From mboxrd@z Thu Jan  1 00:00:00 1970
From: ebiederm@xmission.com (Eric W. Biederman)
Subject: Re: [PATCH 1/3] net: Fix possible race in peernet2id_alloc()
Date: Thu, 21 Dec 2017 11:39:44 -0600
Message-ID: <87ind0ou8v.fsf@xmission.com>
References: <151386201910.3724.7199367937841370542.stgit@localhost.localdomain>
Mime-Version: 1.0
Content-Type: text/plain
Cc: netdev@vger.kernel.org, davem@davemloft.net, eric.dumazet@gmail.com
To: Kirill Tkhai <ktkhai@virtuozzo.com>
Return-path: <netdev-owner@vger.kernel.org>
Received: from out02.mta.xmission.com ([166.70.13.232]:59371 "EHLO
        out02.mta.xmission.com" rhost-flags-OK-OK-OK-OK) by vger.kernel.org
        with ESMTP id S1752483AbdLURkM (ORCPT
        <rfc822;netdev@vger.kernel.org>); Thu, 21 Dec 2017 12:40:12 -0500
In-Reply-To: <151386201910.3724.7199367937841370542.stgit@localhost.localdomain>
        (Kirill Tkhai's message of "Thu, 21 Dec 2017 16:13:52 +0300")
Sender: netdev-owner@vger.kernel.org
List-ID: <netdev.vger.kernel.org>

Kirill Tkhai <ktkhai@virtuozzo.com> writes:

> peernet2id_alloc() is racy without rtnl_lock() as atomic_read(&peer->count)
> under net->nsid_lock does not guarantee, peer is alive:
>
> rcu_read_lock()
> peernet2id_alloc()                            ..
>   spin_lock_bh(&net->nsid_lock)               ..
>   atomic_read(&peer->count) == 1              ..
>   ..                                          put_net()
>   ..                                            cleanup_net()
>   ..                                              for_each_net(tmp)
>   ..                                                spin_lock_bh(&tmp->nsid_lock)
>   ..                                                __peernet2id(tmp, net) == -1
>   ..                                                    ..
>   ..                                                    ..
>     __peernet2id_alloc(alloc == true)                   ..
>   ..                                                    ..
> rcu_read_unlock()                                       ..
> ..                                                synchronize_rcu()
> ..                                                kmem_cache_free(net)
>
> After the above situation, net::netns_id contains id pointing to freed memory,
> and any other dereferencing by the id will operate with this freed memory.
>
> Currently, peernet2id_alloc() is used under rtnl_lock() everywhere except
> ovs_vport_cmd_fill_info(), and this race can't occur. But peernet2id_alloc()
> is generic interface, and better we fix it before someone really starts
> use it in wrong context.

So it comes down to this piece of code from ovs and just let me say ick.
	if (!net_eq(net, dev_net(vport->dev))) {
		int id = peernet2id_alloc(net, dev_net(vport->dev));

		if (nla_put_s32(skb, OVS_VPORT_ATTR_NETNSID, id))
			goto nla_put_failure;
	}

Without the rtnl lock dev_net can cange between the test and the
call of peernet2id_alloc.

At first glance it looks like the bug is that we are running a control
path of the networking stack without the rtnl lock. So it may be that
ASSERT_RTNL() is the better fix.

Given that it would be nice to reduce the scope of the rtnl lock this
might not be a bad direction.  Let me see.

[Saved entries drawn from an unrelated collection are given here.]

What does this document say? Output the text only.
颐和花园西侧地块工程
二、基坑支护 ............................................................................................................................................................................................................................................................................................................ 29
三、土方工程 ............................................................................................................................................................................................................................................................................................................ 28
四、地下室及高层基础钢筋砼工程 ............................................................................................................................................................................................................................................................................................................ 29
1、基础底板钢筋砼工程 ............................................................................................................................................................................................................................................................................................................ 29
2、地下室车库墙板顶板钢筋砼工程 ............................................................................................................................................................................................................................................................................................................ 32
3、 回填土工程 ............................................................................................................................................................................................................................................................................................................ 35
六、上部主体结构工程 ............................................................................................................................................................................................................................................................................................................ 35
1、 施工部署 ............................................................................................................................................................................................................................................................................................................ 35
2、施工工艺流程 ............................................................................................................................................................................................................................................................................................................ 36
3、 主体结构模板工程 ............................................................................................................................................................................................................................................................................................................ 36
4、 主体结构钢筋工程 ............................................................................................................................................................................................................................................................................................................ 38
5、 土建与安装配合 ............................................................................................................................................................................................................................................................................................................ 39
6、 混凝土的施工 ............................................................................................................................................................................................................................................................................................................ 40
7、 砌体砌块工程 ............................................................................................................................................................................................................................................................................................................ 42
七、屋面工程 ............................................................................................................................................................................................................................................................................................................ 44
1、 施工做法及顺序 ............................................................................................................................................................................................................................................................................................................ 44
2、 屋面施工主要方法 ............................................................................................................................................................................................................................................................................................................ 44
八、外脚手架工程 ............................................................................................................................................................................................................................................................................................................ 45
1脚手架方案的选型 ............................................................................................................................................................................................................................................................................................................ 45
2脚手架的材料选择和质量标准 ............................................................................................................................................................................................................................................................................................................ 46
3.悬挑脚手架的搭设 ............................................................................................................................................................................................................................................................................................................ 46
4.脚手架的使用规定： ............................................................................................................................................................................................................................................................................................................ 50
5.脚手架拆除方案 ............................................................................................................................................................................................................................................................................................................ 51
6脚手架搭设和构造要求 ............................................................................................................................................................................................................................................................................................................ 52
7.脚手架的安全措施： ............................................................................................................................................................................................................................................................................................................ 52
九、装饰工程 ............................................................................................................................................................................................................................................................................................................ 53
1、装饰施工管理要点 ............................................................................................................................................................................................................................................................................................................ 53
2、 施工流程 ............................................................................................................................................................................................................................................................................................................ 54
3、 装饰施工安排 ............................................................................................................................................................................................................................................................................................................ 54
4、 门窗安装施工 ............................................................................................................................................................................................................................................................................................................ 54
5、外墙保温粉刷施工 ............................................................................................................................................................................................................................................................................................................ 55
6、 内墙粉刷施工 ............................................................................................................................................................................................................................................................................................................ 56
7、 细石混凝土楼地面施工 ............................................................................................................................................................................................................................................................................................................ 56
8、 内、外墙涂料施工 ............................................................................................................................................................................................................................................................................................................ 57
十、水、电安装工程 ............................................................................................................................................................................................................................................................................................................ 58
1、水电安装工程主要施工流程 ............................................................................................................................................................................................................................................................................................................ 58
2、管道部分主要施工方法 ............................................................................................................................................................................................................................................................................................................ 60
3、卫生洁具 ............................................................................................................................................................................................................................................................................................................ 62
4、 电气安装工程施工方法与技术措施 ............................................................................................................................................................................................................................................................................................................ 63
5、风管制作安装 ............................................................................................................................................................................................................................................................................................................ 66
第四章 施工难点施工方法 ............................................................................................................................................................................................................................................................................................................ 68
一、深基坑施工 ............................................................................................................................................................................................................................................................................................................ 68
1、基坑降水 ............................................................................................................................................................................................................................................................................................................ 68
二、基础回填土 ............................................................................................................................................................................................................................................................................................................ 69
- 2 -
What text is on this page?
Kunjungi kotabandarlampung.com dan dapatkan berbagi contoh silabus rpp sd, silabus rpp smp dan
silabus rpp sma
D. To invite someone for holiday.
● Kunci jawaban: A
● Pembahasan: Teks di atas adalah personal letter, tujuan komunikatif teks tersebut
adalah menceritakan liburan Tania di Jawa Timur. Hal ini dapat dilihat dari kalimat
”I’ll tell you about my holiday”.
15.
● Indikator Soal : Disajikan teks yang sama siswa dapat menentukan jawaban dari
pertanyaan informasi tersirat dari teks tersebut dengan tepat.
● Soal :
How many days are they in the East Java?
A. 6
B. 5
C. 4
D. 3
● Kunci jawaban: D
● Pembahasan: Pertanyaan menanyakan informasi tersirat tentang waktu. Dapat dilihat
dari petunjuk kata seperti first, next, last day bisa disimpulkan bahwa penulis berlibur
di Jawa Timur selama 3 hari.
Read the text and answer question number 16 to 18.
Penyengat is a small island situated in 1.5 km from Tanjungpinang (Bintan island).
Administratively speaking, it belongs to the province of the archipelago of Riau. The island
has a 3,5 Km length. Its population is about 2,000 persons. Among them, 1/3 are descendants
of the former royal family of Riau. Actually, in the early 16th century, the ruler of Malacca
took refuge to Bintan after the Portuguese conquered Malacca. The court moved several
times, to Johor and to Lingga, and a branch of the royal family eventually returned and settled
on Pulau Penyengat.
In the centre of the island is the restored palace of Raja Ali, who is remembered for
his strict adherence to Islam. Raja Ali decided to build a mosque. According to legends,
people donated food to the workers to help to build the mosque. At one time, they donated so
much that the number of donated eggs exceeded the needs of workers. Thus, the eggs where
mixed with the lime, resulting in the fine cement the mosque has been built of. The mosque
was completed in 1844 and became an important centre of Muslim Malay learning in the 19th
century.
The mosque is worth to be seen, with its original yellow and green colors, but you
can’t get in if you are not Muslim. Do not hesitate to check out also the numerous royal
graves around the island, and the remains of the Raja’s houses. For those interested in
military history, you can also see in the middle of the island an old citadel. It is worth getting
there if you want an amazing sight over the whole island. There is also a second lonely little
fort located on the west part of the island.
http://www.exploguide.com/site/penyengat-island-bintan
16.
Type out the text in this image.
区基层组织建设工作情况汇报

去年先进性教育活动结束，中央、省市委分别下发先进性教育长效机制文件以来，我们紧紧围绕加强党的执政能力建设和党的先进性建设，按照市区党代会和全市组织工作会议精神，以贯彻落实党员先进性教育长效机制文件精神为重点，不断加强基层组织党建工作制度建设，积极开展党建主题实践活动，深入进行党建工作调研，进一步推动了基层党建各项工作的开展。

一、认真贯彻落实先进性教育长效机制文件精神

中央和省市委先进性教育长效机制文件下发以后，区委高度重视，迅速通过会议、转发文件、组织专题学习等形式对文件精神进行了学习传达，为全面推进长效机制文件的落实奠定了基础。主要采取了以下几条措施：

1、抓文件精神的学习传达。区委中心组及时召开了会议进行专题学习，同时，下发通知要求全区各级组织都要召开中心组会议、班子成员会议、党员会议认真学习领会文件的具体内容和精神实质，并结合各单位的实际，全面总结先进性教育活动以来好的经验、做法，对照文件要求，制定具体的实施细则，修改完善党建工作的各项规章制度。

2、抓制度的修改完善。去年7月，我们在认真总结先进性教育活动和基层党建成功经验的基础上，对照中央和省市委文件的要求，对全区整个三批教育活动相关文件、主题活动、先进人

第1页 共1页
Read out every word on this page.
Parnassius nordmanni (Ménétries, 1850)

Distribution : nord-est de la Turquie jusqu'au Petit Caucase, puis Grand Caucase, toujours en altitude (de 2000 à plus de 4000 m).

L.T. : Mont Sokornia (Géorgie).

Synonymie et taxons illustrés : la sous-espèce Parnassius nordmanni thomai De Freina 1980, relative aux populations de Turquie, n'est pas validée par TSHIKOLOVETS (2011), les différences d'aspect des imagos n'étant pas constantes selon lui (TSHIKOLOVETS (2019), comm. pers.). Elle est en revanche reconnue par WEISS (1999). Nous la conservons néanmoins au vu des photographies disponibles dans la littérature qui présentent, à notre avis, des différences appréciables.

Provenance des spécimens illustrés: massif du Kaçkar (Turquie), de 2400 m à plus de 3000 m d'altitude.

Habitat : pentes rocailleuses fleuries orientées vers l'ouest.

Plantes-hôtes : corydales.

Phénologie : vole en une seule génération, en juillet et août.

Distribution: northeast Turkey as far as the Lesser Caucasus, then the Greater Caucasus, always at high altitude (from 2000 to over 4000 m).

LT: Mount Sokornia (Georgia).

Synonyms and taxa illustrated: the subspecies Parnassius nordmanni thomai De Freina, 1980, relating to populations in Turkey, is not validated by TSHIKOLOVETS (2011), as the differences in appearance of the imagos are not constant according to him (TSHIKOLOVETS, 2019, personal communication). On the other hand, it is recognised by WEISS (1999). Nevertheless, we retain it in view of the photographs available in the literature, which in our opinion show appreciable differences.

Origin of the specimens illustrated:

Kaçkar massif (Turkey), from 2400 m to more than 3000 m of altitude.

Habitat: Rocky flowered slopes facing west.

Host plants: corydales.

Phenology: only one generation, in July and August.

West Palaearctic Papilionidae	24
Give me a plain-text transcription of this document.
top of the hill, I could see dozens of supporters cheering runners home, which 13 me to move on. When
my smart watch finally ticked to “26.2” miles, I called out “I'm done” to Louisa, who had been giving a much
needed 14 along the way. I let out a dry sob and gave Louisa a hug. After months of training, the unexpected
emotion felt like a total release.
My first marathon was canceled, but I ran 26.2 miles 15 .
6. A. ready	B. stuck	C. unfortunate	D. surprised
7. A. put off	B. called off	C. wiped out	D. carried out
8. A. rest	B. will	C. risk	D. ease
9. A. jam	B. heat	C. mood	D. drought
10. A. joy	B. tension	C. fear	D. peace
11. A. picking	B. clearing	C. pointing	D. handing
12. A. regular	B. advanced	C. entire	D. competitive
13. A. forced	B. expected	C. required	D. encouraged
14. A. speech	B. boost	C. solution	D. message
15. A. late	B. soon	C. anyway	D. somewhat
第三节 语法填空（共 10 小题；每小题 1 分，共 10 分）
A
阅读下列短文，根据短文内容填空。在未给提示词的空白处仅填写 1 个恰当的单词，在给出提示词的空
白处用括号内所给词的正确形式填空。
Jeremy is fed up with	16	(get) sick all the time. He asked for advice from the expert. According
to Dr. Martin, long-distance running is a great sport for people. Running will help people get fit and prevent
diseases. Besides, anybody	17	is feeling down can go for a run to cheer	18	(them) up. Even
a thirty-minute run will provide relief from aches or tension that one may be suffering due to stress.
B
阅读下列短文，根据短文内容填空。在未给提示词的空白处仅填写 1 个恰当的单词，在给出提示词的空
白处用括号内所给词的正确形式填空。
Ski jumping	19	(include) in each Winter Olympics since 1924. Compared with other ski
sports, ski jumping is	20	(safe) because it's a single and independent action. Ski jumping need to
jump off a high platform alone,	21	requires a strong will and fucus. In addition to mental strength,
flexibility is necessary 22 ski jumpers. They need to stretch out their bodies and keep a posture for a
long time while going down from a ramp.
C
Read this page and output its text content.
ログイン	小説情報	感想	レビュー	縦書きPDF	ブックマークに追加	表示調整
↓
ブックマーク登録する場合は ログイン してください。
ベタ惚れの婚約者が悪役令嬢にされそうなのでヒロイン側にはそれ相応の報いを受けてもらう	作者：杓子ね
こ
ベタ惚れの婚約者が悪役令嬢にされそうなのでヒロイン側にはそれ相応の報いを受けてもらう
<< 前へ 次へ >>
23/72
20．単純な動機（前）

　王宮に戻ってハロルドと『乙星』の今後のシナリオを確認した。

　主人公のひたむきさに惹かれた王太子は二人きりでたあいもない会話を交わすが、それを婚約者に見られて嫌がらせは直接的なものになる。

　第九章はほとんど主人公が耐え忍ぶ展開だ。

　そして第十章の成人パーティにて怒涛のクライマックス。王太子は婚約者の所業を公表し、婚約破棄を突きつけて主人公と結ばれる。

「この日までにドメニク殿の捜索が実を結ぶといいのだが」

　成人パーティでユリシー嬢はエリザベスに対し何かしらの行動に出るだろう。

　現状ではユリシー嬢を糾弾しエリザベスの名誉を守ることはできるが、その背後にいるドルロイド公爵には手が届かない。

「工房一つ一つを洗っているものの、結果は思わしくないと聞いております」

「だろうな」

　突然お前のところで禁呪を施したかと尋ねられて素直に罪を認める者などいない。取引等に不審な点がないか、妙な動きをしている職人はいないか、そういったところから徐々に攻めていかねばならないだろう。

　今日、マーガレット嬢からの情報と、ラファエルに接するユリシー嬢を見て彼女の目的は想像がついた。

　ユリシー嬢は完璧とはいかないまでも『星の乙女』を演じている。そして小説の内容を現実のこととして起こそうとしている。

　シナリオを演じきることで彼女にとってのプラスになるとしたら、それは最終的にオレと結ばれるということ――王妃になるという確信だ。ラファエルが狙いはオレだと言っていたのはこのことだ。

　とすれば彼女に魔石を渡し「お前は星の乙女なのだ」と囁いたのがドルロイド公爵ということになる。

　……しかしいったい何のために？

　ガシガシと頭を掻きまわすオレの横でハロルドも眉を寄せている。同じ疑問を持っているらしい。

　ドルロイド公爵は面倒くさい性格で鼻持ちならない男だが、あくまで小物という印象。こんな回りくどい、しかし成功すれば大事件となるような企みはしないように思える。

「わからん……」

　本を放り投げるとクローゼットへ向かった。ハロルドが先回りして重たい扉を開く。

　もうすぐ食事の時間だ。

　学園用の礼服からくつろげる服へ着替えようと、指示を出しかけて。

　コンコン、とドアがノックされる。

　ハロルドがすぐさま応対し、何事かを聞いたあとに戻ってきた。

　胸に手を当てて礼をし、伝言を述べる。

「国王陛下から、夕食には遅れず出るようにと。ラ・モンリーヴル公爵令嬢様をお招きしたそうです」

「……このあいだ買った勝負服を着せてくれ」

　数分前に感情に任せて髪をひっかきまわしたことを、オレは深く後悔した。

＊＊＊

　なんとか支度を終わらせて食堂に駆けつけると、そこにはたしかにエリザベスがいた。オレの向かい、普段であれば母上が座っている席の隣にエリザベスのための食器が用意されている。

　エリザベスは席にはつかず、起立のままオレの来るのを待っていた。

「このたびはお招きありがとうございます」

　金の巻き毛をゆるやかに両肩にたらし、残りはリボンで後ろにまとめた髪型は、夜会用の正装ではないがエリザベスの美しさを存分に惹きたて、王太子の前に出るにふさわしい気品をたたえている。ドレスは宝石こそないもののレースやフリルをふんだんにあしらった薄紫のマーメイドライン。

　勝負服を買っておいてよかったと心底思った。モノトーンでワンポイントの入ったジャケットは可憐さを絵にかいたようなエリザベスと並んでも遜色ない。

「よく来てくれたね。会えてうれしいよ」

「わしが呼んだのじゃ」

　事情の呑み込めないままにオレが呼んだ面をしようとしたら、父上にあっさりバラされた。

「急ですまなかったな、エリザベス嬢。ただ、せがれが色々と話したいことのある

Is rtnl_notify safe without the rtnl lock?


>
> Signed-off-by: Kirill Tkhai <ktkhai@virtuozzo.com>
> ---
>  net/core/net_namespace.c |   23 +++++++++++++++++++----
>  1 file changed, 19 insertions(+), 4 deletions(-)
>
> diff --git a/net/core/net_namespace.c b/net/core/net_namespace.c
> index 60a71be75aea..6a4eab438221 100644
> --- a/net/core/net_namespace.c
> +++ b/net/core/net_namespace.c
> @@ -221,17 +221,32 @@ static void rtnl_net_notifyid(struct net *net, int cmd, int id);
>   */
>  int peernet2id_alloc(struct net *net, struct net *peer)
>  {
> -	bool alloc;
> +	bool alloc = false, alive = false;
>  	int id;

        ^^^ Perhaps we want "ASSERT_RTNL();" here?
>  
> -	if (atomic_read(&net->count) == 0)
> -		return NETNSA_NSID_NOT_ASSIGNED;

Moving this hunk is of no benefit.  The code must be called with a valid
reference to net.   Which means net->count is a fancy way of testing to
see if the code is in cleanup_net.  In all other cases net->count should
be non-zero and it should remain that way because of our caller must
keep a reference.

>  	spin_lock_bh(&net->nsid_lock);
> -	alloc = atomic_read(&peer->count) == 0 ? false : true;
> +	/* Spinlock guarantees we never hash a peer to net->netns_ids
> +	 * after idr_destroy(&net->netns_ids) occurs in cleanup_net().
> +	 */
> +	if (atomic_read(&net->count) == 0) {
> +		id = NETNSA_NSID_NOT_ASSIGNED;
> +		goto unlock;
> +	}
> +	/*
> +	 * When peer is obtained from RCU lists, we may race with
> +	 * its cleanup. Check whether it's alive, and this guarantees
> +	 * we never hash a peer back to net->netns_ids, after it has
> +	 * just been idr_remove()'d from there in cleanup_net().
> +	 */
> +	if (maybe_get_net(peer))
> +		alive = alloc = true;

Yes this does seem reasonable.  The more obvious looking code which
would return NETNSA_NSID_NOT_ASSIGNED if the peer has a count of 0, is
silly as it makes would make it appear that a peer is momentary outside
of a network namespace when the peer is in fact moving from one network
namespace to another.
        
>  	id = __peernet2id_alloc(net, peer, &alloc);
> +unlock:
>  	spin_unlock_bh(&net->nsid_lock);
>  	if (alloc && id >= 0)
>  		rtnl_net_notifyid(net, RTM_NEWNSID, id);
                ^^^^^^
                Is this safe without the rtnl lock?
> +	if (alive)
> +		put_net(peer);
>  	return id;
>  }
>  EXPORT_SYMBOL_GPL(peernet2id_alloc);

Eric